By Xu Fan ( China Daily ) Updated: 2015-04-09 07:50:53

Big bucks in funny business

Xu Zheng (right) and Wang Baoqiang play the main roles in Xu's 2012 directorial debut, Lost in Thailand. Photo provided to China Daily

His comments are echoed by Cheng Jiaqi, managing director of Shanghai-based Fundamental Films, which has a close connection with Hollywood and European film makers.

"Lost in Thailand works as a good case for commercial productions. The crew has accurately calculated and designed the number and timing of gags based on viewers' reaction," she says. "Movies are born as a commercial production. The more you know the market, the more you get from it."

While many see comedies as a future trend, others have raised concerns the genre can be easily filled with shallow jokes and lacks core values.

"It's hard to predict an upcoming sequel's box office based on its previous installments' performance.

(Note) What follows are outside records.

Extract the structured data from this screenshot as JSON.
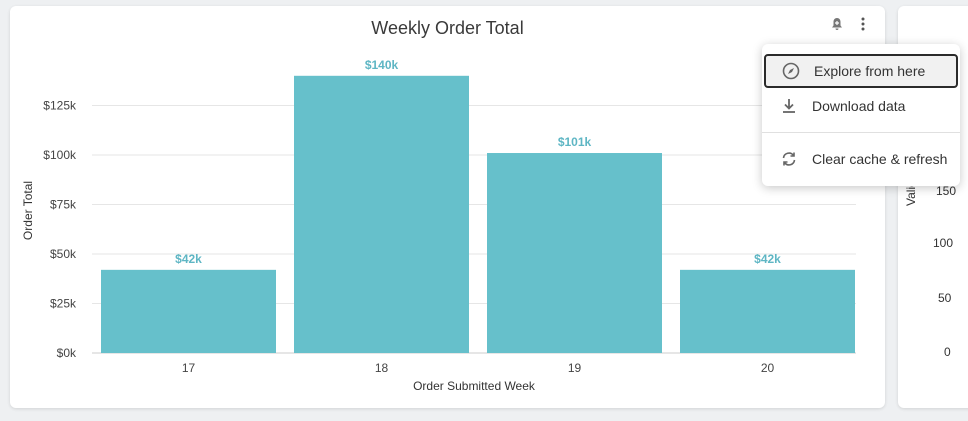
{
  "main_tile": {
    "title": "Weekly Order Total"
  },
  "menu": {
    "items": [
      {
        "label": "Explore from here",
        "icon": "compass-icon"
      },
      {
        "label": "Download data",
        "icon": "download-icon"
      },
      {
        "label": "Clear cache & refresh",
        "icon": "refresh-icon"
      }
    ]
  },
  "right_tile": {
    "ylabel": "Valid Order Co",
    "ticks": [
      "150",
      "100",
      "50",
      "0"
    ]
  },
  "chart_data": {
    "type": "bar",
    "title": "Weekly Order Total",
    "xlabel": "Order Submitted Week",
    "ylabel": "Order Total",
    "categories": [
      "17",
      "18",
      "19",
      "20"
    ],
    "values": [
      42000,
      140000,
      101000,
      42000
    ],
    "data_labels": [
      "$42k",
      "$140k",
      "$101k",
      "$42k"
    ],
    "y_ticks": [
      "$0k",
      "$25k",
      "$50k",
      "$75k",
      "$100k",
      "$125k"
    ],
    "ylim": [
      0,
      150000
    ],
    "grid": true,
    "bar_color": "#66c0cb",
    "label_color": "#5eb6c4"
  }
}
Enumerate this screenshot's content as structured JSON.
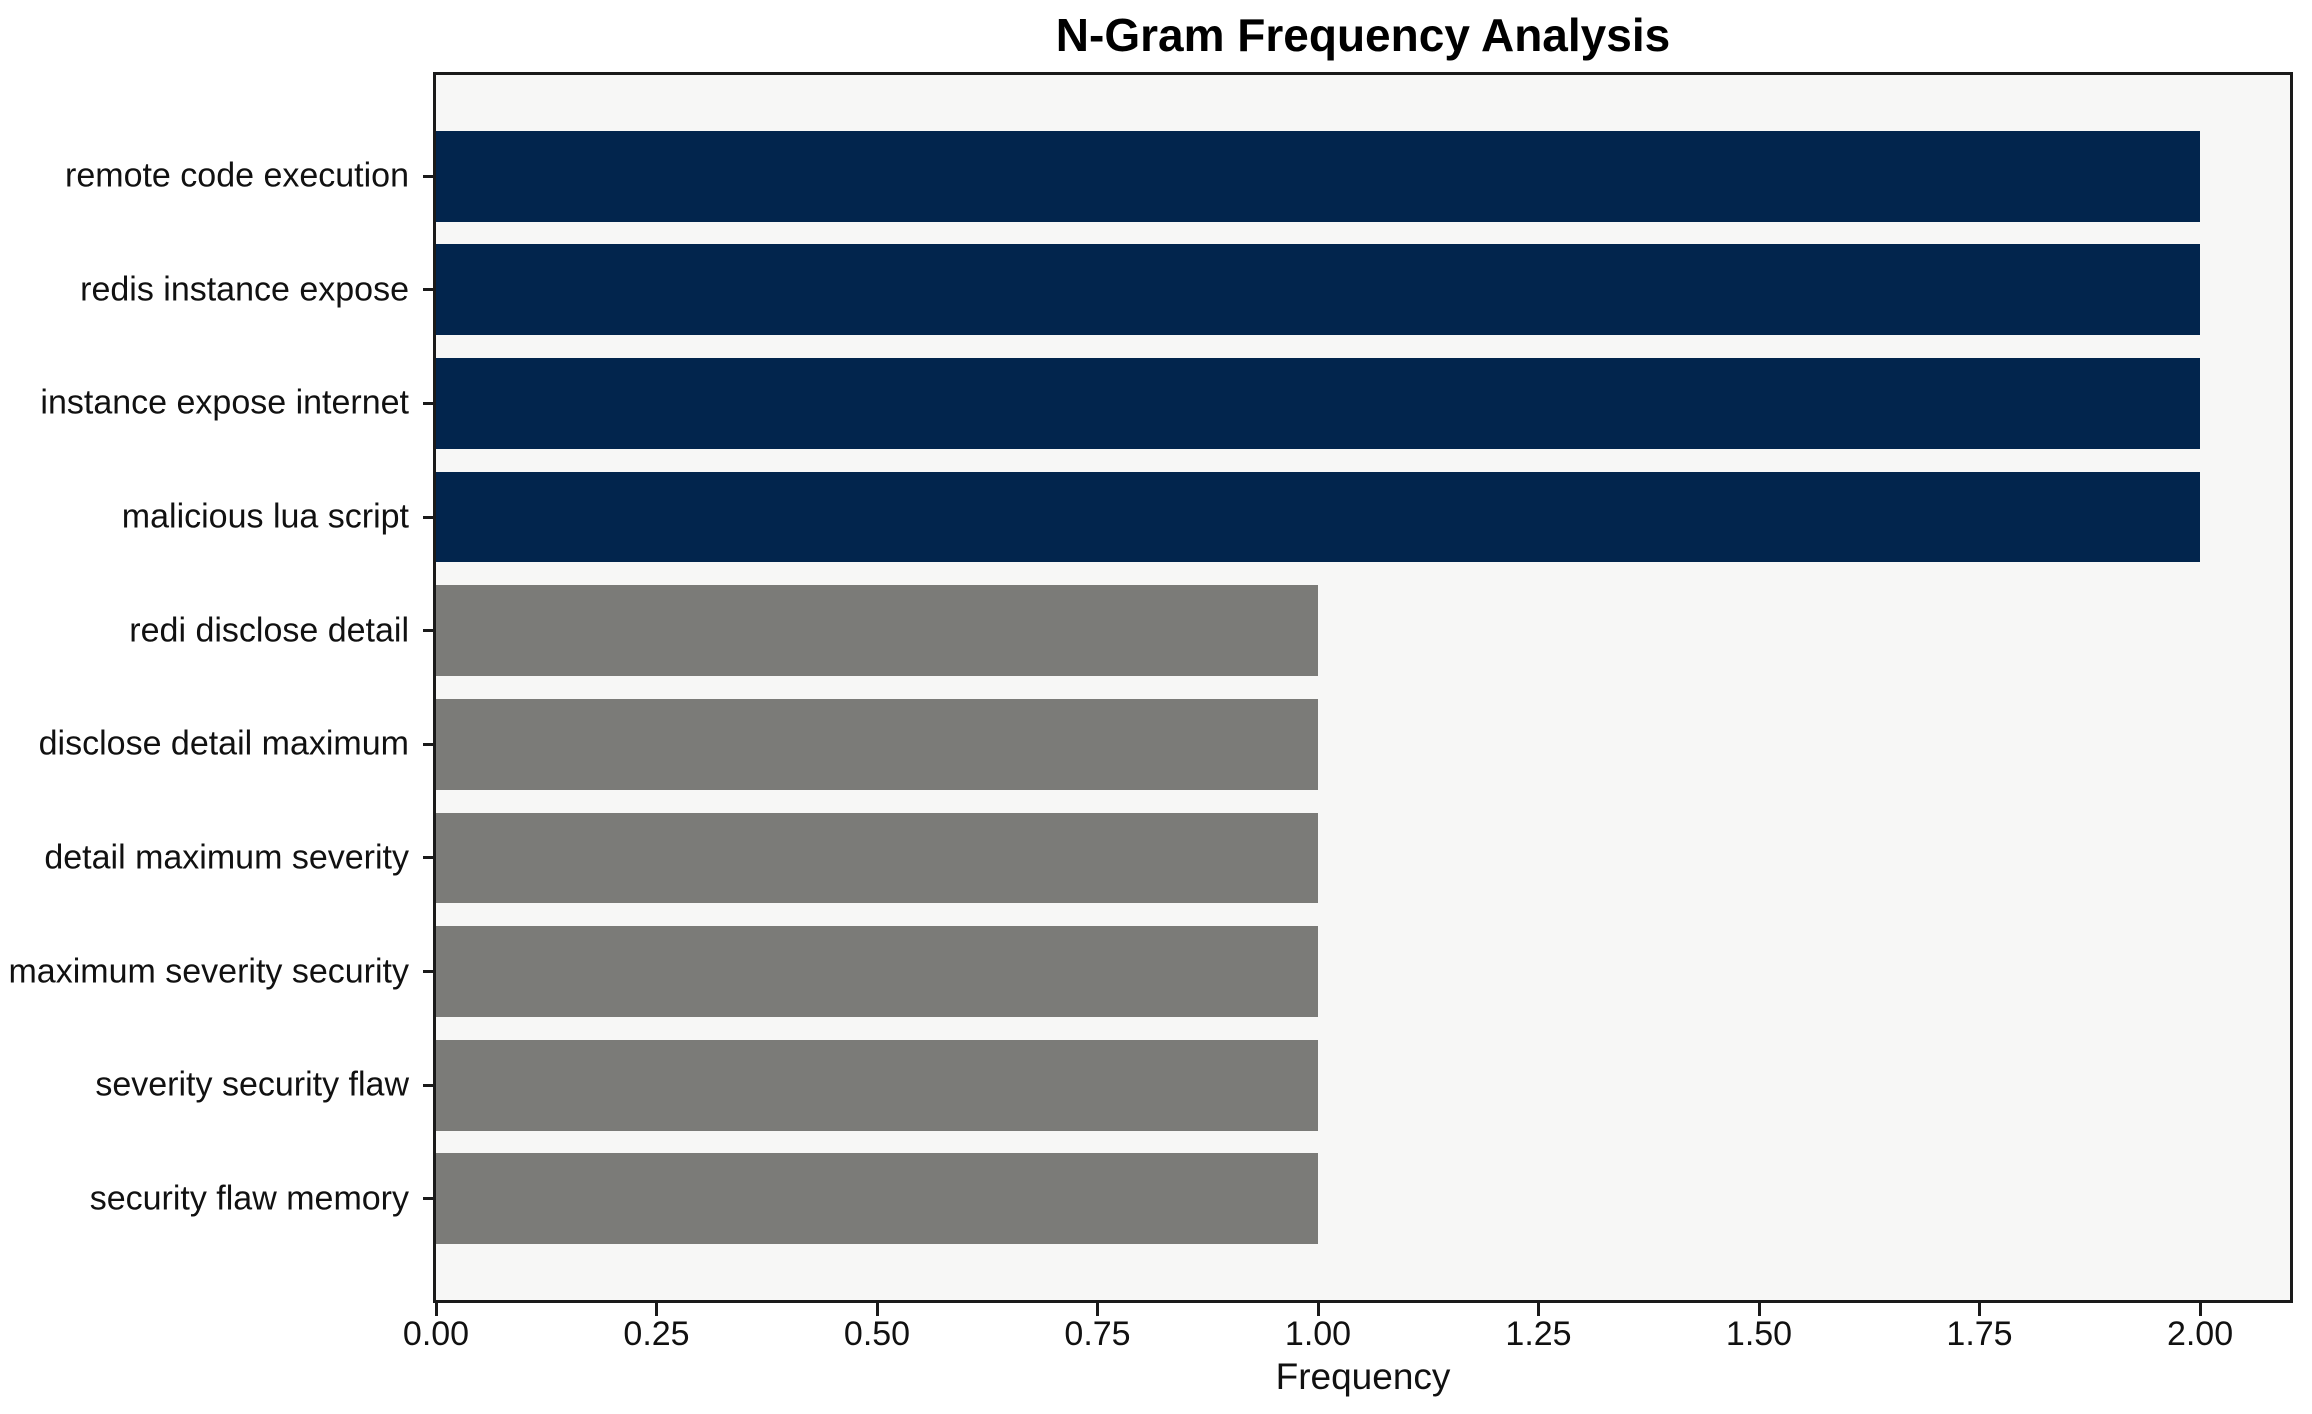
{
  "chart_data": {
    "type": "bar",
    "orientation": "horizontal",
    "title": "N-Gram Frequency Analysis",
    "xlabel": "Frequency",
    "ylabel": "",
    "categories": [
      "remote code execution",
      "redis instance expose",
      "instance expose internet",
      "malicious lua script",
      "redi disclose detail",
      "disclose detail maximum",
      "detail maximum severity",
      "maximum severity security",
      "severity security flaw",
      "security flaw memory"
    ],
    "values": [
      2,
      2,
      2,
      2,
      1,
      1,
      1,
      1,
      1,
      1
    ],
    "bar_colors": [
      "#02254d",
      "#02254d",
      "#02254d",
      "#02254d",
      "#7b7b78",
      "#7b7b78",
      "#7b7b78",
      "#7b7b78",
      "#7b7b78",
      "#7b7b78"
    ],
    "xlim": [
      0,
      2.102
    ],
    "xticks": [
      0,
      0.25,
      0.5,
      0.75,
      1.0,
      1.25,
      1.5,
      1.75,
      2.0
    ],
    "xtick_labels": [
      "0.00",
      "0.25",
      "0.50",
      "0.75",
      "1.00",
      "1.25",
      "1.50",
      "1.75",
      "2.00"
    ],
    "grid": false,
    "legend_position": "none",
    "bar_fraction": 0.8,
    "y_margin": 0.05,
    "colors": {
      "high_frequency_bar": "#02254d",
      "low_frequency_bar": "#7b7b78",
      "plot_background": "#f7f7f6",
      "figure_background": "#ffffff",
      "spine": "#1a1a1a",
      "text": "#111111"
    }
  }
}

Numerous cases in history show that movies with enormous expectations can suffer huge losses," says Zuo Heng, deputy director of cinema studies at the China Film Archives.

"Most of the hit comedy blockbusters are a bit different from the traditional ones because of a close connection with fashion and style. Set in tourist destinations or filled with top brands, they show viewers the life they are dreaming of," he says.

"But such models are easily repeated and moviegoers will eventually get bored. The evergreen comedies are those that discover the ridiculous side of life and humanity. They not only make people laugh but also push them to think."